Si bocah yang hidup di zaman cashless makin melongo mendengar cerita ibunya. “Gak praktis banget ya Bu! Padahal di HP aja kan semua bisa. Gak kuatir jatuh, gak berat pun. Lebih praktis dan aman pula. Bayar semua-mua bisa!”
Si Ibu hanya tertawa mendengar ocehan anaknya. Masih teringat di benaknya sekitar 10 tahun yang lalu, saat ia masih menjadi karyawan di sebuah perusahaan fintech start-up… Betapa sulitnya meyakinkan orang-orang untuk menggunakan uang elektronik. Betapa mereka justru menganggap uang elektronik itu ribet dan sulit.
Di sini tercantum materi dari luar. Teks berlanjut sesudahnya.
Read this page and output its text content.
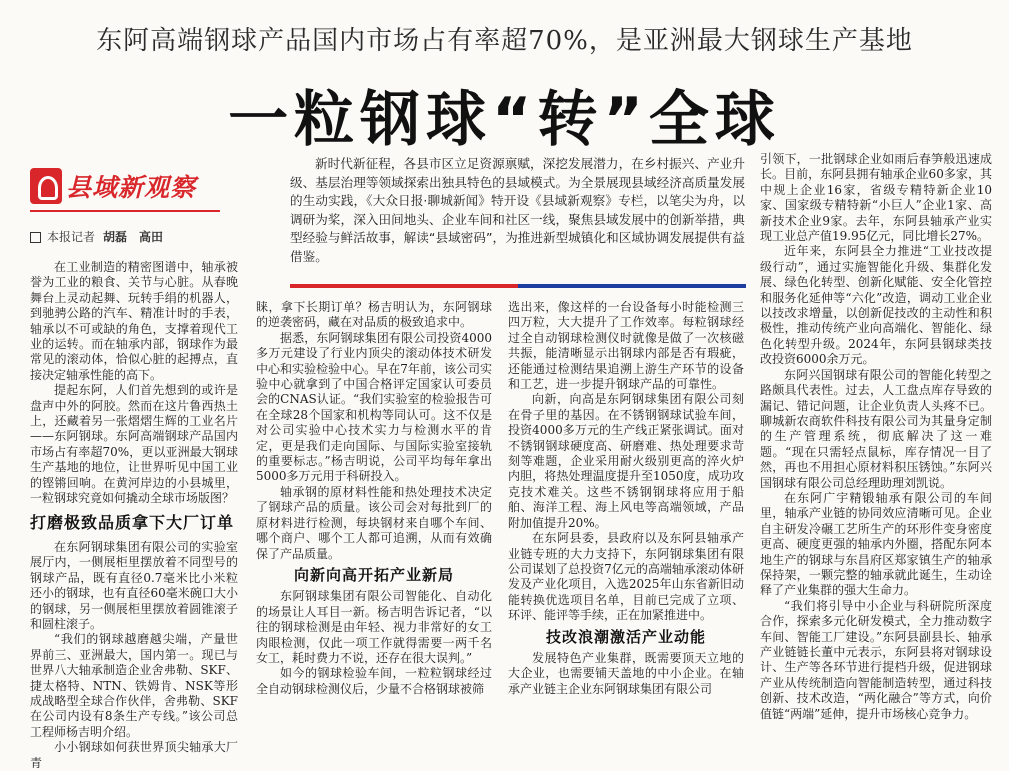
东阿高端钢球产品国内市场占有率超70%，是亚洲最大钢球生产基地
一粒钢球“转”全球
县域新观察
本报记者 胡磊　高田
新时代新征程，各县市区立足资源禀赋，深挖发展潜力，在乡村振兴、产业升级、基层治理等领域探索出独具特色的县域模式。为全景展现县域经济高质量发展的生动实践，《大众日报·聊城新闻》特开设《县域新观察》专栏，以笔尖为舟，以调研为桨，深入田间地头、企业车间和社区一线，聚焦县域发展中的创新举措，典型经验与鲜活故事，解读“县域密码”，为推进新型城镇化和区域协调发展提供有益借鉴。

在工业制造的精密图谱中，轴承被誉为工业的粮食、关节与心脏。从春晚舞台上灵动起舞、玩转手绢的机器人，到驰骋公路的汽车、精准计时的手表，轴承以不可或缺的角色，支撑着现代工业的运转。而在轴承内部，钢球作为最常见的滚动体，恰似心脏的起搏点，直接决定轴承性能的高下。

提起东阿，人们首先想到的或许是盘声中外的阿胶。然而在这片鲁西热土上，还藏着另一张熠熠生辉的工业名片——东阿钢球。东阿高端钢球产品国内市场占有率超70%，更以亚洲最大钢球生产基地的地位，让世界听见中国工业的铿锵回响。在黄河岸边的小县城里，一粒钢球究竟如何撬动全球市场版图？

打磨极致品质拿下大厂订单

在东阿钢球集团有限公司的实验室展厅内，一侧展柜里摆放着不同型号的钢球产品，既有直径0.7毫米比小米粒还小的钢球，也有直径60毫米碗口大小的钢球，另一侧展柜里摆放着圆锥滚子和圆柱滚子。

“我们的钢球越磨越尖端，产量世界前三、亚洲最大，国内第一。现已与世界八大轴承制造企业舍弗勒、SKF、捷太格特、NTN、铁姆肯、NSK等形成战略型全球合作伙伴，舍弗勒、SKF在公司内设有8条生产专线。”该公司总工程师杨吉明介绍。

小小钢球如何获世界顶尖轴承大厂青

睐，拿下长期订单？杨吉明认为，东阿钢球的逆袭密码，藏在对品质的极致追求中。

据悉，东阿钢球集团有限公司投资4000多万元建设了行业内顶尖的滚动体技术研发中心和实验检验中心。早在7年前，该公司实验中心就拿到了中国合格评定国家认可委员会的CNAS认证。“我们实验室的检验报告可在全球28个国家和机构等同认可。这不仅是对公司实验中心技术实力与检测水平的肯定，更是我们走向国际、与国际实验室接轨的重要标志。”杨吉明说，公司平均每年拿出5000多万元用于科研投入。

轴承钢的原材料性能和热处理技术决定了钢球产品的质量。该公司会对每批到厂的原材料进行检测，每块钢材来自哪个车间、哪个商户、哪个工人都可追溯，从而有效确保了产品质量。

向新向高开拓产业新局

东阿钢球集团有限公司智能化、自动化的场景让人耳目一新。杨吉明告诉记者，“以往的钢球检测是由年轻、视力非常好的女工肉眼检测，仅此一项工作就得需要一两千名女工，耗时费力不说，还存在很大误判。”

如今的钢球检验车间，一粒粒钢球经过全自动钢球检测仪后，少量不合格钢球被筛

选出来，像这样的一台设备每小时能检测三四万粒，大大提升了工作效率。每粒钢球经过全自动钢球检测仪时就像是做了一次核磁共振，能清晰显示出钢球内部是否有瑕疵，还能通过检测结果追溯上游生产环节的设备和工艺，进一步提升钢球产品的可靠性。

向新，向高是东阿钢球集团有限公司刻在骨子里的基因。在不锈钢钢球试验车间，投资4000多万元的生产线正紧张调试。面对不锈钢钢球硬度高、研磨难、热处理要求苛刻等难题，企业采用耐火级别更高的淬火炉内胆，将热处理温度提升至1050度，成功攻克技术难关。这些不锈钢钢球将应用于船舶、海洋工程、海上风电等高端领域，产品附加值提升20%。

在东阿县委，县政府以及东阿县轴承产业链专班的大力支持下，东阿钢球集团有限公司谋划了总投资7亿元的高端轴承滚动体研发及产业化项目，入选2025年山东省新旧动能转换优选项目名单，目前已完成了立项、环评、能评等手续，正在加紧推进中。

技改浪潮激活产业动能

发展特色产业集群，既需要顶天立地的大企业，也需要铺天盖地的中小企业。在轴承产业链主企业东阿钢球集团有限公司

引领下，一批钢球企业如雨后春笋般迅速成长。目前，东阿县拥有轴承企业60多家，其中规上企业16家，省级专精特新企业10家、国家级专精特新“小巨人”企业1家、高新技术企业9家。去年，东阿县轴承产业实现工业总产值19.95亿元，同比增长27%。

近年来，东阿县全力推进“工业技改提级行动”，通过实施智能化升级、集群化发展、绿色化转型、创新化赋能、安全化管控和服务化延伸等“六化”改造，调动工业企业以技改求增量，以创新促技改的主动性和积极性，推动传统产业向高端化、智能化、绿色化转型升级。2024年，东阿县钢球类技改投资6000余万元。

东阿兴国钢球有限公司的智能化转型之路颇具代表性。过去，人工盘点库存导致的漏记、错记问题，让企业负责人头疼不已。聊城新农商软件科技有限公司为其量身定制的生产管理系统，彻底解决了这一难题。“现在只需轻点鼠标，库存情况一目了然，再也不用担心原材料积压锈蚀。”东阿兴国钢球有限公司总经理助理刘凯说。

在东阿广宇精锻轴承有限公司的车间里，轴承产业链的协同效应清晰可见。企业自主研发冷碾工艺所生产的环形件变身密度更高、硬度更强的轴承内外圈，搭配东阿本地生产的钢球与东昌府区郑家镇生产的轴承保持架，一颗完整的轴承就此诞生，生动诠释了产业集群的强大生命力。

“我们将引导中小企业与科研院所深度合作，探索多元化研发模式，全力推动数字车间、智能工厂建设。”东阿县副县长、轴承产业链链长董中元表示，东阿县将对钢球设计、生产等各环节进行提档升级，促进钢球产业从传统制造向智能制造转型，通过科技创新、技术改造，“两化融合”等方式，向价值链“两端”延伸，提升市场核心竞争力。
Betapa uang kertas yang kucel, penuh kuman, dan rawan penggelapan masih jadi primadona untuk bayar apa saja.
Padahal, dana yang dikeluarkan untuk mengelola uang kertas/logam bukanlah dana yang sedikit. Perusahaan harus membayar kasir untuk menghitung uang secara manual, harus menyediakan pecahan kembalian, menyiapkan brankas, bahkan menanggung risiko dibobol maling atau dikorupsi karyawan sendiri. Semua itu adalah ongkos yang mahal. Namun saat ditawari menggunakan alat pembayaran cashless yang hanya dikenakan fee administrasi sedikit, para pengusaha itu protesnya setengah mati. Mereka tidak memperhitungkan cost/benefit yang diperoleh, bahwa secuil fee itu tidak sebanding dengan biaya cash handling management yang selama ini mereka tanggung.
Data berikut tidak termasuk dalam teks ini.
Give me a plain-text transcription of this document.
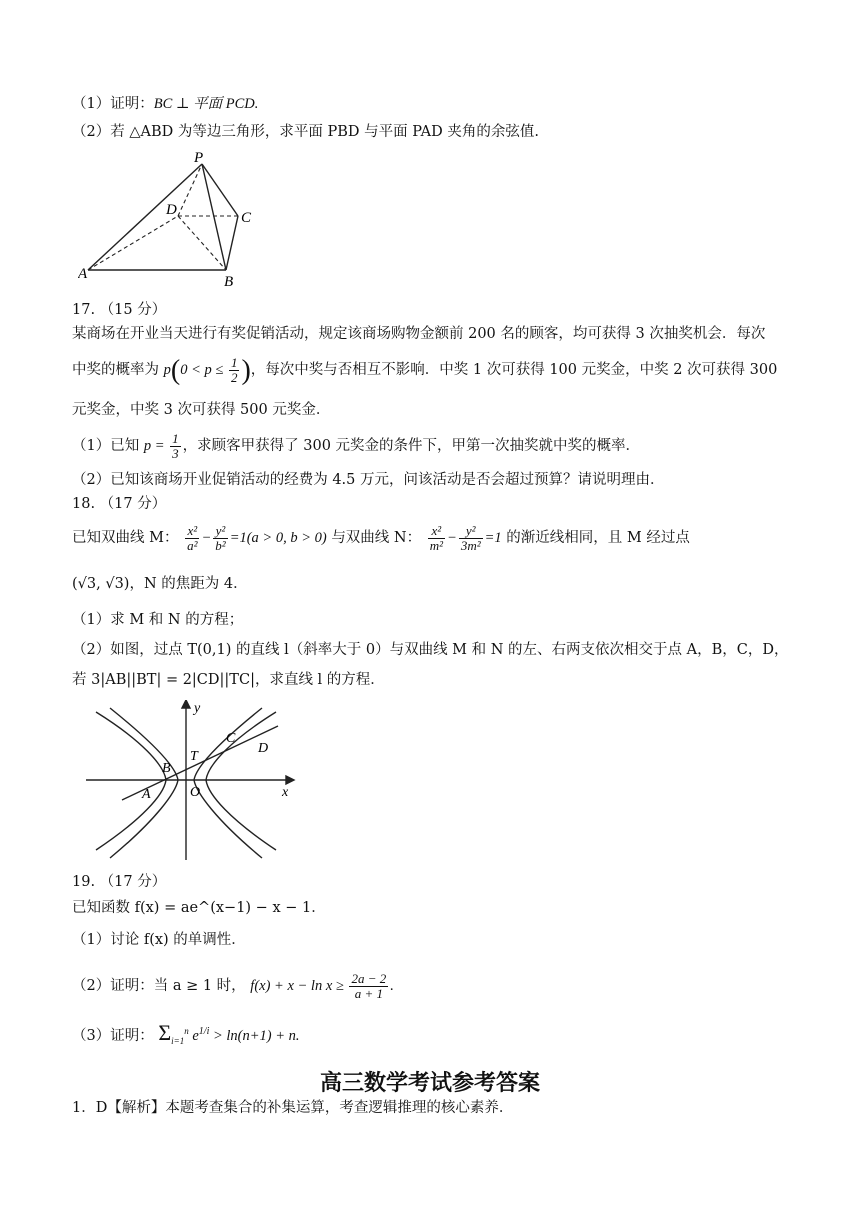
（1）证明：BC ⊥ 平面 PCD.
（2）若 △ABD 为等边三角形，求平面 PBD 与平面 PAD 夹角的余弦值.
P
D	C
A	B
17. （15 分）
某商场在开业当天进行有奖促销活动，规定该商场购物金额前 200 名的顾客，均可获得 3 次抽奖机会．每次
中奖的概率为 $p(0 < p \le \frac{1}{2}$ )，每次中奖与否相互不影响．中奖 1 次可获得 100 元奖金，中奖 2 次可获得 300
元奖金，中奖 3 次可获得 500 元奖金．
（1）已知 $p = \frac{1}{3}$ ，求顾客甲获得了 300 元奖金的条件下，甲第一次抽奖就中奖的概率．
（2）已知该商场开业促销活动的经费为 4.5 万元，问该活动是否会超过预算？请说明理由．
18. （17 分）
已知双曲线 M： $\frac{\text{x²}}{\text{a²}} - \frac{\text{y²}}{\text{b²}} =1(a > 0$, b > 0) 与双曲线 N： $\frac{\text{x²}}{\text{m²}} - \frac{\text{y²}}{\text{3m²}} =1$ 的渐近线相同，且 M 经过点
(√3, √3)，N 的焦距为 4．
（1）求 M 和 N 的方程；
（2）如图，过点 T(0,1) 的直线 l（斜率大于 0）与双曲线 M 和 N 的左、右两支依次相交于点 A，B，C，D，
若 3|AB||BT| = 2|CD||TC|，求直线 l 的方程．
y
x
O
A
B
T
C
D
19. （17 分）
已知函数 f(x) = ae^(x−1) − x − 1．
（1）讨论 f(x) 的单调性．
（2）证明：当 a ≥ 1 时， $f(x) + x - \ln x \ge \frac{2a - 2}{a + 1}$ .
（3）证明： $\Sigma_{i=1}^n$ $e^{1/i} > \ln(n+1) + n$.
高三数学考试参考答案
1．D【解析】本题考查集合的补集运算，考查逻辑推理的核心素养．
Karena kesulitan itu lah, pada masa awal pengenalan uang elektronik, para penyedia jasa berlomba-lomba memberikan promo (diskon dan cashback) untuk setiap pembayaran. Tujuannya apa? Tentu saja menarik minat pelanggan untuk mencoba menggunakannya. Tidak heran jika uang elektronik selalu identik dengan promo. “Kalau bayar pakai xxx dapat promo apa ya? Kalau bayar pakai yyy diskon nggak?” Seolah aneh rasanya kalau ada uang elektronik yang tidak promo-oriented. Lama-lama masyarakat jadi memiliki kesan…buat apa pakai uang elektronik kalau gak ada promonya?
Untungnya salah kaprah itu segera diperbaiki dengan kehadiran uang elektronik lintas generasi: LinkAja. Sebelum kehadiran LinkAja, uang elektronik identik dengan anak muda dan orang kota. Uang elektronik identik dengan alat promo saja, bukan alat pembayaran. Uang elektronik identik dengan gaya hidup konsumtif dan foya-foya.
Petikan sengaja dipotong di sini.